Part of the problem why certain matchups are not totally balanced, might be the simplistic approach of (supposedly) having only one ELO value per faction. To illustrate the issue, let us assume that OH would always win vs. SOV but always lose against USF. OKW, on the other hand, would always win against USF but lose to SOV, rather like Rock-Paper-Scissors. Now, if all factions were played equally as often, the win percentage for all factions would be 50%. The faction imbalance cannot be solved with one ELO value per faction, because changing it might improve balance in one matchup, but would have adverse effects on the other.
At levels 12 or better, players would commonly be matched with worse opponents, inflating the win-percentages there. The diagrams are not very useful in that range; the next section will deal with faction balance at the top of the ladders.

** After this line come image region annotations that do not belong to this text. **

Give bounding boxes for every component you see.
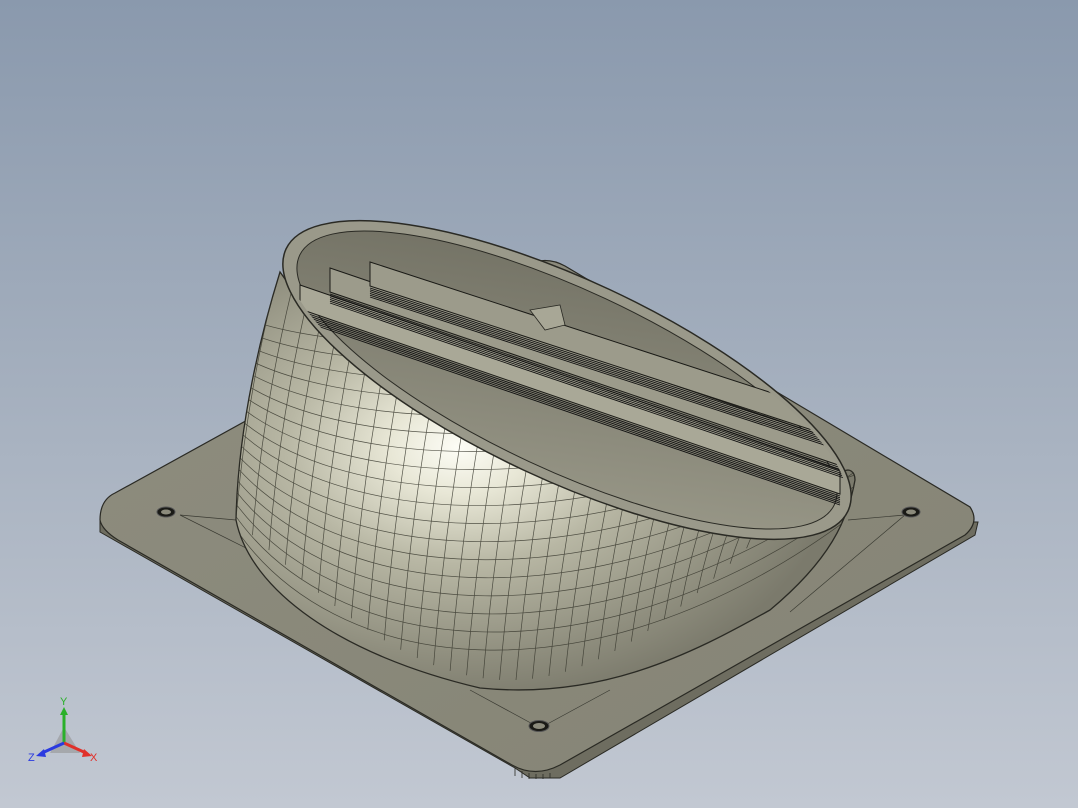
x-axis-label: X	[90, 752, 98, 764]
orientation-triad[interactable]: Y X Z	[28, 695, 108, 775]
cad-model[interactable]	[0, 0, 1078, 808]
y-axis-label: Y	[60, 696, 68, 708]
3d-viewport[interactable]: Y X Z	[0, 0, 1078, 808]
z-axis-label: Z	[28, 752, 35, 764]
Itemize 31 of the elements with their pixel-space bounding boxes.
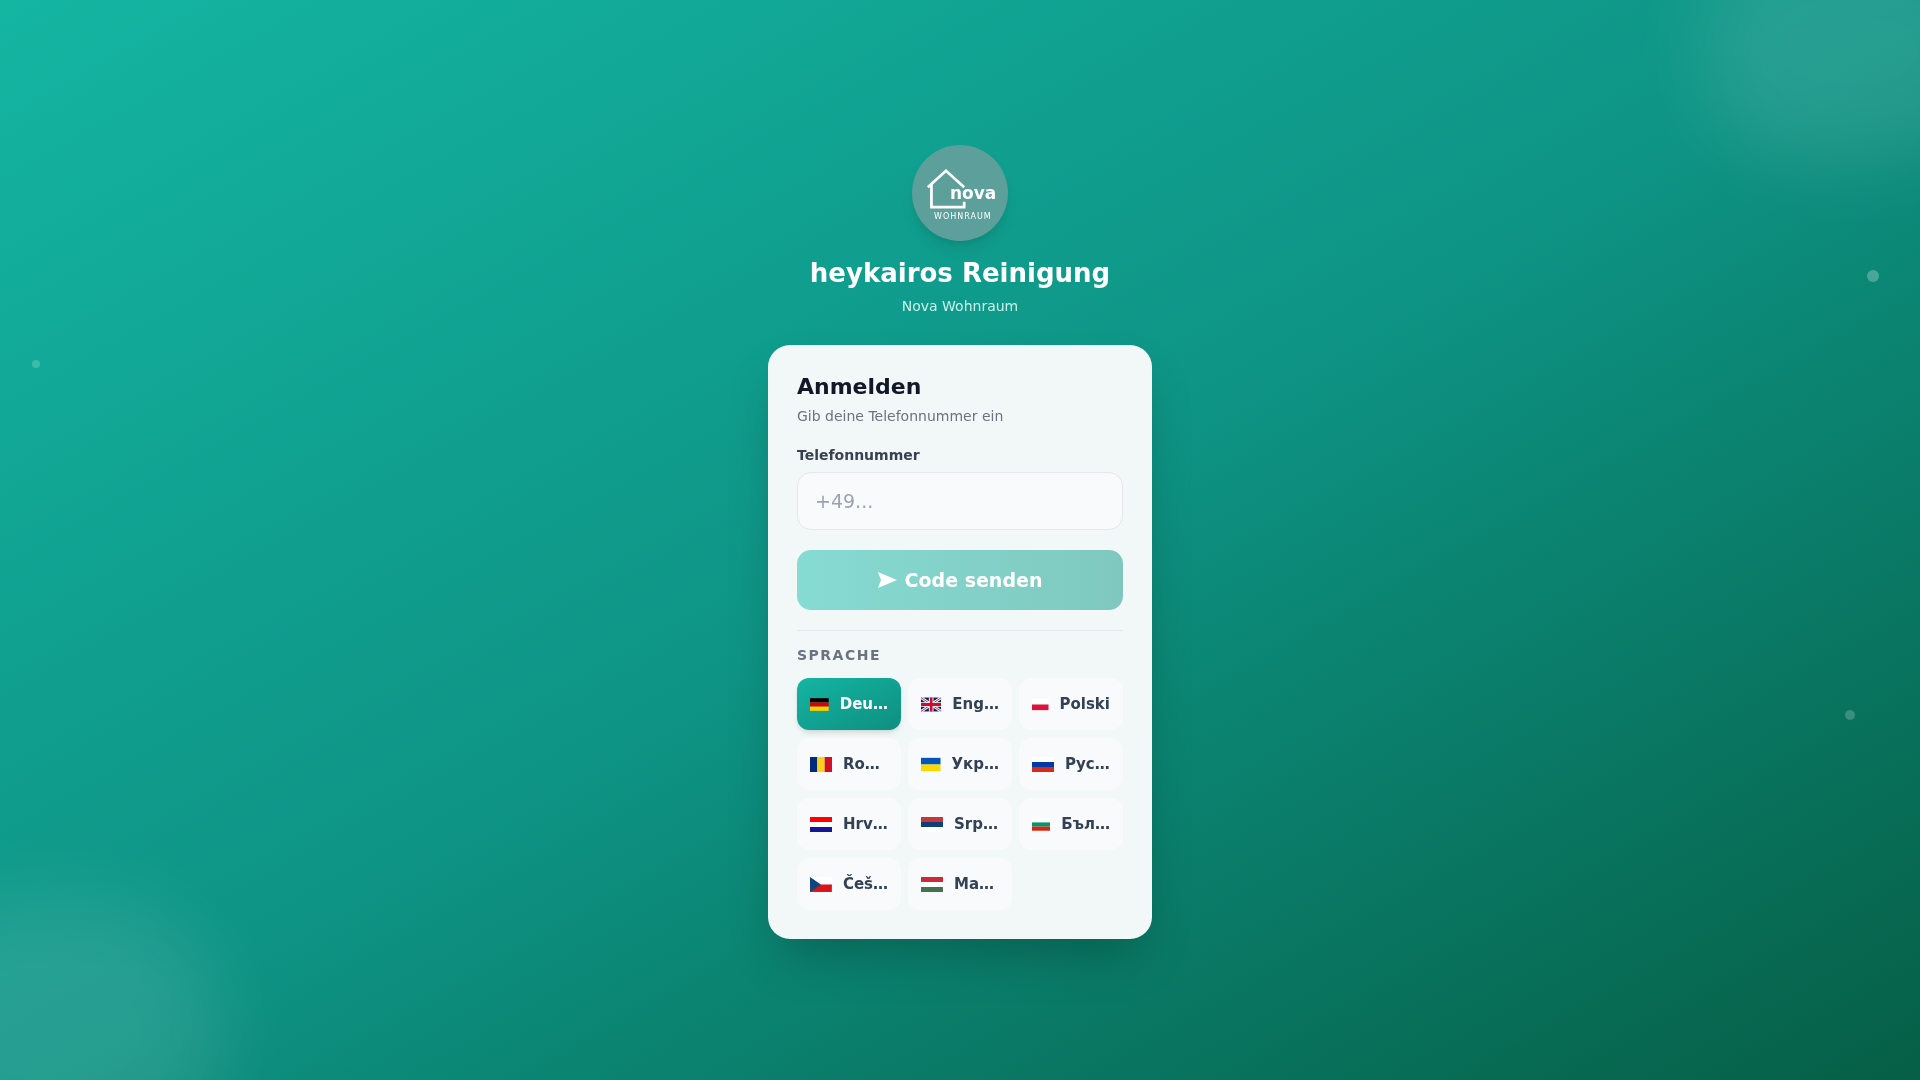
language-option[interactable]: Ma… <box>908 858 1012 910</box>
flag-icon <box>1032 696 1049 712</box>
section-heading: SPRACHE <box>797 646 882 665</box>
flag-icon <box>921 816 943 832</box>
flag-icon <box>810 816 832 832</box>
flag-icon <box>810 696 829 712</box>
send-icon <box>877 572 897 588</box>
language-option[interactable]: Бъл… <box>1019 798 1123 850</box>
flag-icon <box>810 876 832 892</box>
flag-icon <box>1032 816 1051 832</box>
language-option[interactable]: Ro… <box>797 738 901 790</box>
flag-icon <box>1032 756 1054 772</box>
app-subtitle: Nova Wohnraum <box>901 296 1019 316</box>
language-option[interactable]: Srp… <box>908 798 1012 850</box>
flag-icon <box>921 876 943 892</box>
language-option[interactable]: Češ… <box>797 858 901 910</box>
language-option[interactable]: Укр… <box>908 738 1012 790</box>
logo-tagline: WOHNRAUM <box>934 213 992 221</box>
flag-icon <box>921 696 942 712</box>
card-heading: Anmelden <box>797 372 923 400</box>
card-description: Gib deine Telefonnummer ein <box>797 407 1005 426</box>
language-option[interactable]: Eng… <box>908 678 1012 730</box>
field-label: Telefonnummer <box>797 446 921 465</box>
phone-input[interactable]: +49... <box>797 472 1123 530</box>
logo-wordmark: nova <box>950 185 997 202</box>
language-option[interactable]: Рус… <box>1019 738 1123 790</box>
flag-icon <box>810 756 832 772</box>
language-option[interactable]: Hrv… <box>797 798 901 850</box>
flag-icon <box>921 756 941 772</box>
language-option[interactable]: Polski <box>1019 678 1123 730</box>
app-title: heykairos Reinigung <box>809 257 1111 290</box>
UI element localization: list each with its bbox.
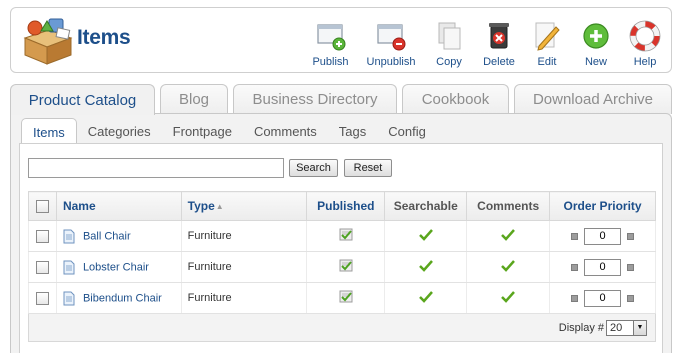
- unpublish-button[interactable]: Unpublish: [359, 14, 423, 70]
- table-row: Ball Chair Furniture: [28, 220, 656, 252]
- search-button[interactable]: Search: [289, 159, 338, 177]
- searchable-check-icon[interactable]: [418, 228, 433, 241]
- subtab-items[interactable]: Items: [21, 118, 77, 145]
- type-column-header[interactable]: Type▲: [180, 191, 308, 221]
- help-icon: [629, 20, 661, 52]
- row-checkbox[interactable]: [35, 260, 49, 274]
- app-root: Items Publish Unpublish Copy Delete Edit…: [0, 0, 680, 353]
- document-icon: [63, 260, 75, 274]
- comments-check-icon[interactable]: [501, 228, 516, 241]
- subtab-comments[interactable]: Comments: [243, 118, 328, 144]
- order-down-icon[interactable]: [627, 263, 635, 271]
- order-up-icon[interactable]: [571, 232, 579, 240]
- order-down-icon[interactable]: [627, 232, 635, 240]
- copy-button[interactable]: Copy: [423, 14, 475, 70]
- delete-icon: [489, 23, 509, 49]
- comments-check-icon[interactable]: [501, 259, 516, 272]
- subtab-frontpage[interactable]: Frontpage: [162, 118, 243, 144]
- table-row: Lobster Chair Furniture: [28, 251, 656, 283]
- published-icon[interactable]: [338, 258, 354, 273]
- edit-icon: [535, 22, 560, 51]
- item-name-link[interactable]: Lobster Chair: [83, 261, 149, 273]
- display-count-control: Display # 20 ▼: [558, 319, 647, 336]
- reset-button[interactable]: Reset: [344, 159, 392, 177]
- published-icon[interactable]: [338, 289, 354, 304]
- select-all-checkbox[interactable]: [35, 200, 49, 214]
- name-column-header[interactable]: Name: [55, 191, 182, 221]
- page-title: Items: [77, 26, 131, 49]
- publish-icon: [316, 24, 345, 51]
- items-list-panel: Search Reset Name Type▲ Published Search…: [19, 143, 663, 353]
- main-tabs: Product Catalog Blog Business Directory …: [10, 84, 672, 115]
- header-bar: Items Publish Unpublish Copy Delete Edit…: [10, 7, 672, 73]
- search-input[interactable]: [28, 158, 284, 178]
- comments-check-icon[interactable]: [501, 290, 516, 303]
- tab-cookbook[interactable]: Cookbook: [402, 84, 509, 114]
- item-type: Furniture: [180, 220, 308, 252]
- select-all-cell: [28, 191, 57, 221]
- tab-business-directory[interactable]: Business Directory: [233, 84, 397, 114]
- subtab-tags[interactable]: Tags: [328, 118, 377, 144]
- sort-ascending-icon: ▲: [215, 202, 224, 212]
- toolbar: Publish Unpublish Copy Delete Edit New H…: [302, 14, 669, 70]
- display-label: Display #: [558, 321, 604, 334]
- order-priority-input[interactable]: [584, 289, 622, 307]
- row-checkbox[interactable]: [35, 229, 49, 243]
- item-name-link[interactable]: Ball Chair: [83, 230, 131, 242]
- item-type: Furniture: [180, 282, 308, 314]
- display-count-select[interactable]: 20 ▼: [606, 319, 647, 336]
- order-down-icon[interactable]: [627, 294, 635, 302]
- document-icon: [63, 291, 75, 305]
- published-icon[interactable]: [338, 227, 354, 242]
- searchable-check-icon[interactable]: [418, 259, 433, 272]
- row-checkbox[interactable]: [35, 291, 49, 305]
- publish-button[interactable]: Publish: [302, 14, 359, 70]
- searchable-column-header: Searchable: [384, 191, 468, 221]
- searchable-check-icon[interactable]: [418, 290, 433, 303]
- copy-icon: [438, 22, 461, 50]
- items-table: Name Type▲ Published Searchable Comments…: [28, 191, 656, 342]
- order-priority-input[interactable]: [584, 258, 622, 276]
- new-button[interactable]: New: [571, 14, 621, 70]
- chevron-down-icon: ▼: [633, 320, 646, 335]
- delete-button[interactable]: Delete: [475, 14, 523, 70]
- published-column-header[interactable]: Published: [306, 191, 386, 221]
- unpublish-icon: [377, 24, 406, 51]
- item-type: Furniture: [180, 251, 308, 283]
- order-up-icon[interactable]: [571, 263, 579, 271]
- tab-product-catalog[interactable]: Product Catalog: [10, 84, 155, 115]
- display-count-value: 20: [610, 321, 623, 334]
- new-icon: [583, 23, 609, 49]
- document-icon: [63, 229, 75, 243]
- subtab-config[interactable]: Config: [377, 118, 437, 144]
- items-box-icon: [23, 18, 73, 65]
- subtab-categories[interactable]: Categories: [77, 118, 162, 144]
- table-row: Bibendum Chair Furniture: [28, 282, 656, 314]
- sub-tabs: Items Categories Frontpage Comments Tags…: [21, 118, 437, 145]
- comments-column-header: Comments: [466, 191, 551, 221]
- tab-download-archive[interactable]: Download Archive: [514, 84, 672, 114]
- edit-button[interactable]: Edit: [523, 14, 571, 70]
- order-up-icon[interactable]: [571, 294, 579, 302]
- table-footer-row: Display # 20 ▼: [28, 313, 656, 342]
- order-priority-column-header[interactable]: Order Priority: [549, 191, 656, 221]
- item-name-link[interactable]: Bibendum Chair: [83, 292, 162, 304]
- order-priority-input[interactable]: [584, 227, 622, 245]
- tab-blog[interactable]: Blog: [160, 84, 228, 114]
- table-header-row: Name Type▲ Published Searchable Comments…: [28, 191, 656, 221]
- content-panel: Items Categories Frontpage Comments Tags…: [10, 113, 672, 353]
- help-button[interactable]: Help: [621, 14, 669, 70]
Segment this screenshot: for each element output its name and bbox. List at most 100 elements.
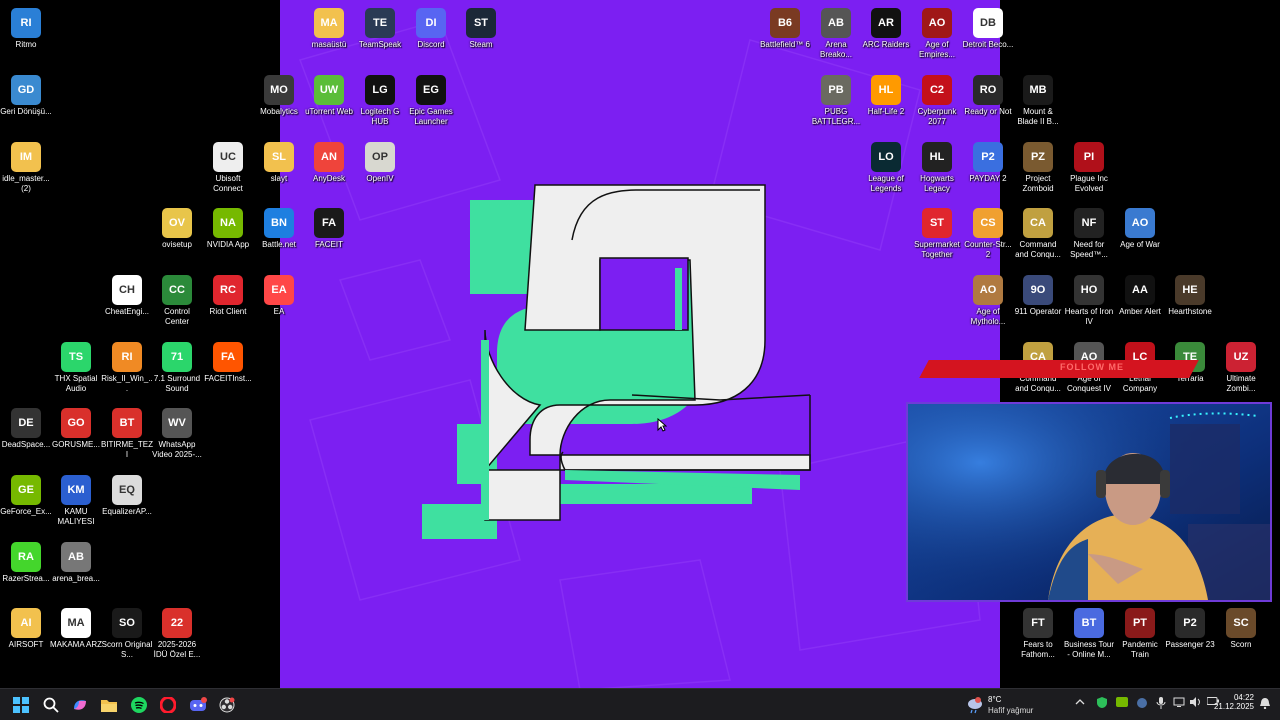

Win percentages between top players
Coh2charts shows win percentages for the top 250 of each faction. It includes all games for which one player was in the top 250 at the start of the match, regardless of the rank of the opponent.
With this data set, we have the option to look at games played only between top players and for different faction matchups. The issue then becomes to define what is a "top player". There are only very few games between level 19/20 players (ranks up to 13), which is way too few to extract any meaningful statistics.
Also, it turns out that there are only a few players who actually play all five factions at the top level (if at all), so it seems unlikely that the number of top players is the same for each ladder.
The bar diagram below shows the win percentages for the Axis factions for each matchup. Specifically, the bar covers the range within one standard deviation, so there is about a 68% chance that the "true" win percentage is within the bars. There are four sets of bars for different definitions of "top player", namely:
- Top 36 (up to level 18): 352 games
- Top 80 (up to level 17): 1195 games
- Top 2%: 572 games
- Top 3%: 968 games
Note: 1% equals about 30, 23, 25, 20 and 16 ranks for OH, SOV, OKW, USF and UKF, respectively. So, the "top 3%", OH vs. UKF bar includes games in which a top 90 OH player played a top 48 UKF player.
Results differ somewhat, depending on the range defined. Not surprisingly, the OH win percentage goes down when looking at top X%, while UKF percentages go up.
Overall, the matchups including OH seem reasonably well balanced. OKW does poorly against USF, but otherwise seems balanced as well. When concentrating on the top 36 only, OH might have an advantage over USF, while SOV might be doing poorly against OKW.
Balancing for the lower ranks, where apparently USF and OKW are doing well while OH appears slightly weaker than SOV and UKF, would have to be done in a clever way in order to not degrade the balance at the top.